Outside of surgery, the nerve can be compressed by prolonged sitting on hard surfaces (sometimes called “toilet seat neuropathy”), pelvic fractures involving the sacrum, or masses within the pelvis. Deep intramuscular injections into the buttock that are placed too far medially can also damage the nerve, which is one reason the upper outer quadrant of the buttock is the standard injection site.

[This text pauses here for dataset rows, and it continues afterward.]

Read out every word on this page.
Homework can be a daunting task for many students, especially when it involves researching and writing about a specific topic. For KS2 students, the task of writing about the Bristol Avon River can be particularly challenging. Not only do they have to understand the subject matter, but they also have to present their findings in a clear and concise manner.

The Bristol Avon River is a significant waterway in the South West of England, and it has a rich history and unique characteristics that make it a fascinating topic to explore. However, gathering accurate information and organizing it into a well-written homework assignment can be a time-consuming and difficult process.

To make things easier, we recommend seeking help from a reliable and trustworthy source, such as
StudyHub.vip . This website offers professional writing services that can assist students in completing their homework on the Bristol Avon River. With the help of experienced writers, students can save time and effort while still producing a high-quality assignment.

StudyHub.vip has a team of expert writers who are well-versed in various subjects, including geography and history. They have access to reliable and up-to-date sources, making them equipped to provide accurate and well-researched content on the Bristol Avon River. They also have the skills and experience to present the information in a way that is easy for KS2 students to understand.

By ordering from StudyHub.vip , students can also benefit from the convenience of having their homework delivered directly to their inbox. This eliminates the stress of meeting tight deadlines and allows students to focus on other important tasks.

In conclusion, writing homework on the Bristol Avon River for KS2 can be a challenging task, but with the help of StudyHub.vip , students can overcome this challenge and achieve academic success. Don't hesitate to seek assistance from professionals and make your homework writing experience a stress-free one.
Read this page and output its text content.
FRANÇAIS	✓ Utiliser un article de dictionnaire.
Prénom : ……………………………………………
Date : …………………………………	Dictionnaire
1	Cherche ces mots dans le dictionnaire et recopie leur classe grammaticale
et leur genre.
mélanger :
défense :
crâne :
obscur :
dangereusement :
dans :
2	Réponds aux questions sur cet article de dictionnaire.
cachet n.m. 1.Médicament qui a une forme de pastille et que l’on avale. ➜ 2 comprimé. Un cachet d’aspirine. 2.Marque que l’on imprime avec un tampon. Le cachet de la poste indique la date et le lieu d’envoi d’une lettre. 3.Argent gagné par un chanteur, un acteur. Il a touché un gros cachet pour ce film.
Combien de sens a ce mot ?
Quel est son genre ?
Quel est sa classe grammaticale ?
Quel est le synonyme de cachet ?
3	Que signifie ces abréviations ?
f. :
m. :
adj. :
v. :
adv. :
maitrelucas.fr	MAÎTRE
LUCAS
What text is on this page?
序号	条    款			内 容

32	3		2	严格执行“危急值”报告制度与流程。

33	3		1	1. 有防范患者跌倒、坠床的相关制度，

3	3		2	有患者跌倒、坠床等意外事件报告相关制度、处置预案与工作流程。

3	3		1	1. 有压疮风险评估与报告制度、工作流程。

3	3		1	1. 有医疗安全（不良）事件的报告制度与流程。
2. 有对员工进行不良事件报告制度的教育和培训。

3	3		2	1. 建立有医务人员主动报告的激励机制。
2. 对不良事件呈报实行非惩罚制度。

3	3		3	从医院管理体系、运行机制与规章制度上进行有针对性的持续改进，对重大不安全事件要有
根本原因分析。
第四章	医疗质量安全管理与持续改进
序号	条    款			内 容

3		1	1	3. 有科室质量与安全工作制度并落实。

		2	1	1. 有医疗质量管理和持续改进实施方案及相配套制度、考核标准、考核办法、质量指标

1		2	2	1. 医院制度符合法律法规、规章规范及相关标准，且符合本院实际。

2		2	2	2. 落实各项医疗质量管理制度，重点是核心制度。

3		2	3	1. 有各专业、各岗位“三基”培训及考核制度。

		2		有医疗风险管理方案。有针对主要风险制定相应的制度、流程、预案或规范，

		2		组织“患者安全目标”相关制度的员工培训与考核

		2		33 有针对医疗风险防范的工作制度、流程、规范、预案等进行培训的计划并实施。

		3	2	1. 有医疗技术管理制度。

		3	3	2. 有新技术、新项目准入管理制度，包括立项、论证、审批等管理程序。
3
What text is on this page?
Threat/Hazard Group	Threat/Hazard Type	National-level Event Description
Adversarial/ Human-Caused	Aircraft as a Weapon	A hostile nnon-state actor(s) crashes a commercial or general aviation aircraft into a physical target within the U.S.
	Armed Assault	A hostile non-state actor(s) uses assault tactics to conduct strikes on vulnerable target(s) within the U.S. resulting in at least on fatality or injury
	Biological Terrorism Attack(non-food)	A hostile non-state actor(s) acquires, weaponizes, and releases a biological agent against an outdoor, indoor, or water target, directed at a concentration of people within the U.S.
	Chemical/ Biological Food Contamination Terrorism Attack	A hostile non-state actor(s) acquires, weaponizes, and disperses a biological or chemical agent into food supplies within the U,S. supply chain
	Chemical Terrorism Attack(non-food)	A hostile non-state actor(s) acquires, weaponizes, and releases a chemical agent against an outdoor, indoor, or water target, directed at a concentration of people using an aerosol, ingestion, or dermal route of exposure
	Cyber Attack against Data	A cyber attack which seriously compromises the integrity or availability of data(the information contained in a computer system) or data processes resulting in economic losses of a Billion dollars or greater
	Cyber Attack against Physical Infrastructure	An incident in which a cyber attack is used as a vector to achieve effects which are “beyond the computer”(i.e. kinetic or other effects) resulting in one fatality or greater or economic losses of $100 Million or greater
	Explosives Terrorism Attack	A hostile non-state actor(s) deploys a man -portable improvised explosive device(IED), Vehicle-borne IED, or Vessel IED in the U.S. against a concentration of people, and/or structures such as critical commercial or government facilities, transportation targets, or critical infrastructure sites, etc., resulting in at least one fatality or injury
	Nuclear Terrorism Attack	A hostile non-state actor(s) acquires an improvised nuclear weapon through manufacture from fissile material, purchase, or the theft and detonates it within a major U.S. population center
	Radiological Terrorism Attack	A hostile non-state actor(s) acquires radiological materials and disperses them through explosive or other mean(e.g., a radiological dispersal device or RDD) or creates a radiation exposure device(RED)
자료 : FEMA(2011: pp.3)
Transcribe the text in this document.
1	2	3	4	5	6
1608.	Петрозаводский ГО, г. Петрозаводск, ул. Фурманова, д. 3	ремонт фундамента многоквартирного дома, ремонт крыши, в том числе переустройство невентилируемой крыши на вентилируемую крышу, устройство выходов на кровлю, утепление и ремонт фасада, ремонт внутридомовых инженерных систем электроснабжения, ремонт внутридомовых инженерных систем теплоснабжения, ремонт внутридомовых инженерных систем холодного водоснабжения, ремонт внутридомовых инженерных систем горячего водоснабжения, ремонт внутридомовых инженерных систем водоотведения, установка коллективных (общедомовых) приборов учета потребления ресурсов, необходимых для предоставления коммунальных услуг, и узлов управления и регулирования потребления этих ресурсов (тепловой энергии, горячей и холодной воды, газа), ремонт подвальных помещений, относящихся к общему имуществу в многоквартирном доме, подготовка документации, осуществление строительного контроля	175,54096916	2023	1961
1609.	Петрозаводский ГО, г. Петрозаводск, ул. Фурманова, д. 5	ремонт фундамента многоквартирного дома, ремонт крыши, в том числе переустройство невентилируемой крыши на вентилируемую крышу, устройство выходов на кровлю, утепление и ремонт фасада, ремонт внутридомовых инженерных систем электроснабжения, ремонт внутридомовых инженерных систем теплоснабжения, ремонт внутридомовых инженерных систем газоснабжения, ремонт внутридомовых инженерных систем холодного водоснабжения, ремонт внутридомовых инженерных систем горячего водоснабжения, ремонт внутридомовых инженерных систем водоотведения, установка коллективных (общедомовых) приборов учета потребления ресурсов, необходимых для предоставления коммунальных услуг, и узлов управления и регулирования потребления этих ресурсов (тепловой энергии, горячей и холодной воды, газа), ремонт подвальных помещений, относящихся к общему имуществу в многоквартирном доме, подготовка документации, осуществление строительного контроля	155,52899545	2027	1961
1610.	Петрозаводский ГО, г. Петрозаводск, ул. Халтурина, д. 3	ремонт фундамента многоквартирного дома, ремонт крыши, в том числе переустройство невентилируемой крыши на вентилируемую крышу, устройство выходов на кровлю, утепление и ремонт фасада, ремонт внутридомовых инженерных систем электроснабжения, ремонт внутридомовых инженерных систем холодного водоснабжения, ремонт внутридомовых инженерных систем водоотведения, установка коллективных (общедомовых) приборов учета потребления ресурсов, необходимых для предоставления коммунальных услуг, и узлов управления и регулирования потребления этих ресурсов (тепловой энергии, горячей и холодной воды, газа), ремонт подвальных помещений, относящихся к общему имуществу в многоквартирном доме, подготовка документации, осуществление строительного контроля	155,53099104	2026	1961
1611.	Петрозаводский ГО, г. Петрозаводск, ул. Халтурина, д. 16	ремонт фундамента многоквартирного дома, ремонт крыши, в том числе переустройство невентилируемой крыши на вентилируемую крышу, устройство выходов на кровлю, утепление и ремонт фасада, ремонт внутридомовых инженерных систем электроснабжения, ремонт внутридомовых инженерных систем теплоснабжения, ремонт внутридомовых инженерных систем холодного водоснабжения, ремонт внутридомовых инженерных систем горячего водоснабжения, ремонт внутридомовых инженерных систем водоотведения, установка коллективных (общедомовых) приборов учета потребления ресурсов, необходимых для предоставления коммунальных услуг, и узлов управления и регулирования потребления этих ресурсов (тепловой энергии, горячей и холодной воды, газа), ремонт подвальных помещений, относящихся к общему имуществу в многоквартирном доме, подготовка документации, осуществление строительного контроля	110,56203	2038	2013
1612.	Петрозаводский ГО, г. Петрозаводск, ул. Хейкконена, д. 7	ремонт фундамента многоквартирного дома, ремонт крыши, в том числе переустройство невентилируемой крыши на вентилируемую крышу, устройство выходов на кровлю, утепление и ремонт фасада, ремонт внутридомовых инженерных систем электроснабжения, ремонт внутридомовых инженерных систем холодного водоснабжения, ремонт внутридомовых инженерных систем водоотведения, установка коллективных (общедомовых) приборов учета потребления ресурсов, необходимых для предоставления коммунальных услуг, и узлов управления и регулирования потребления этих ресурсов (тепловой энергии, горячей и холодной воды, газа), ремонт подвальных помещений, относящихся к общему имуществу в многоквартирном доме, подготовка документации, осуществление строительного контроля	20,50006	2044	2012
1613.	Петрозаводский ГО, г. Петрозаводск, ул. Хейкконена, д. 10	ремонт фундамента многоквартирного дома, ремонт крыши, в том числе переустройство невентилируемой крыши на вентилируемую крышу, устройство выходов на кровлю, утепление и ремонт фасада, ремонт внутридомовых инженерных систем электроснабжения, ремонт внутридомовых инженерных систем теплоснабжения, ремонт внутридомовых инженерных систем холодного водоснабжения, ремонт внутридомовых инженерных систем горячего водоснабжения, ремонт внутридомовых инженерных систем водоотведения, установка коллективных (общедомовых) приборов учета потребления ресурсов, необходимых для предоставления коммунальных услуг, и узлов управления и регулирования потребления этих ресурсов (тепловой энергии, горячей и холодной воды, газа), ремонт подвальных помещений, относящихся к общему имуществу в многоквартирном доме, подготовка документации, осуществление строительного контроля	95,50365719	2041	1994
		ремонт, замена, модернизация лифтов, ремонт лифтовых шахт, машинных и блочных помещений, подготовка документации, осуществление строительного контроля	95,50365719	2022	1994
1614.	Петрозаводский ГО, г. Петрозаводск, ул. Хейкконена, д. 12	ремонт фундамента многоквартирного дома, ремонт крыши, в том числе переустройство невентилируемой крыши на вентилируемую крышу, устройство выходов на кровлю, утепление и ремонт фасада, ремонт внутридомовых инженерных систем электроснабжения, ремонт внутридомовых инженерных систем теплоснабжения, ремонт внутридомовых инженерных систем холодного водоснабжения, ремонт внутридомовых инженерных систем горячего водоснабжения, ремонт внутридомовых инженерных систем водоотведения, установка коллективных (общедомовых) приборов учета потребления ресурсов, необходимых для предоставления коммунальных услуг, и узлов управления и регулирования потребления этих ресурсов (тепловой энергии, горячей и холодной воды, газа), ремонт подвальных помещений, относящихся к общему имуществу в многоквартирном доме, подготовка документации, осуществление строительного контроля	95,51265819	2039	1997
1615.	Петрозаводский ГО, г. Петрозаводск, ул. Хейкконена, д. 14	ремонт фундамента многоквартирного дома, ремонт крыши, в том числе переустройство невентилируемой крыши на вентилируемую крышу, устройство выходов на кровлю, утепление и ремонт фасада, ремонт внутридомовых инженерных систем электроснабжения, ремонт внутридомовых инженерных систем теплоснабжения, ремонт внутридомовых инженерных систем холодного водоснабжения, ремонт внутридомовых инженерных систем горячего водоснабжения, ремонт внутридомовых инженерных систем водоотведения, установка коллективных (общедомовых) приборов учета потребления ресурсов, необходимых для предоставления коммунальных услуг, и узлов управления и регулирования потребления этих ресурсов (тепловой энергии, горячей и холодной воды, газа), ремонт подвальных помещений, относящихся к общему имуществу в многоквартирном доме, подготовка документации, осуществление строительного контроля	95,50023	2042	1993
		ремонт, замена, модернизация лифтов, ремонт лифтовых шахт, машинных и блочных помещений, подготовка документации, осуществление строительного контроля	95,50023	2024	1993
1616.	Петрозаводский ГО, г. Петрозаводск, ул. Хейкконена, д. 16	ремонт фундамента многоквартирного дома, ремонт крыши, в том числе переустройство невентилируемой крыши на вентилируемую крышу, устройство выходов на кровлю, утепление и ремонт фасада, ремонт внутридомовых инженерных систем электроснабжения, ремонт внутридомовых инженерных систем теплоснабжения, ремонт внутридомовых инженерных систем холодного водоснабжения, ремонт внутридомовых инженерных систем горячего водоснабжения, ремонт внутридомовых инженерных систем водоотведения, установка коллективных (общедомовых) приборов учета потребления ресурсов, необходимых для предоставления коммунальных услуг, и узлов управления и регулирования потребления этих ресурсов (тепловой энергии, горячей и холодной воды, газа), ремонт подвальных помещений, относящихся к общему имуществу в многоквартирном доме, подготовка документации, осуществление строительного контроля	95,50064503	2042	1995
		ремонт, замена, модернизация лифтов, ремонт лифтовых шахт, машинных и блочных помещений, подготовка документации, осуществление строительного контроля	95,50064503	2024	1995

How Nerve Damage Is Confirmed
If a clinician suspects inferior gluteal nerve injury, the first step is usually a physical exam testing hip extension strength in various positions. Electromyography (EMG), which measures the electrical activity of muscles, can confirm that the gluteus maximus is denervated. During this test, a small needle electrode is inserted into the muscle to look for abnormal electrical patterns that indicate the nerve supply has been disrupted. Imaging such as MRI may be used to identify the location and cause of the compression or damage along the nerve’s path from the sacral spine through the pelvis to the buttock.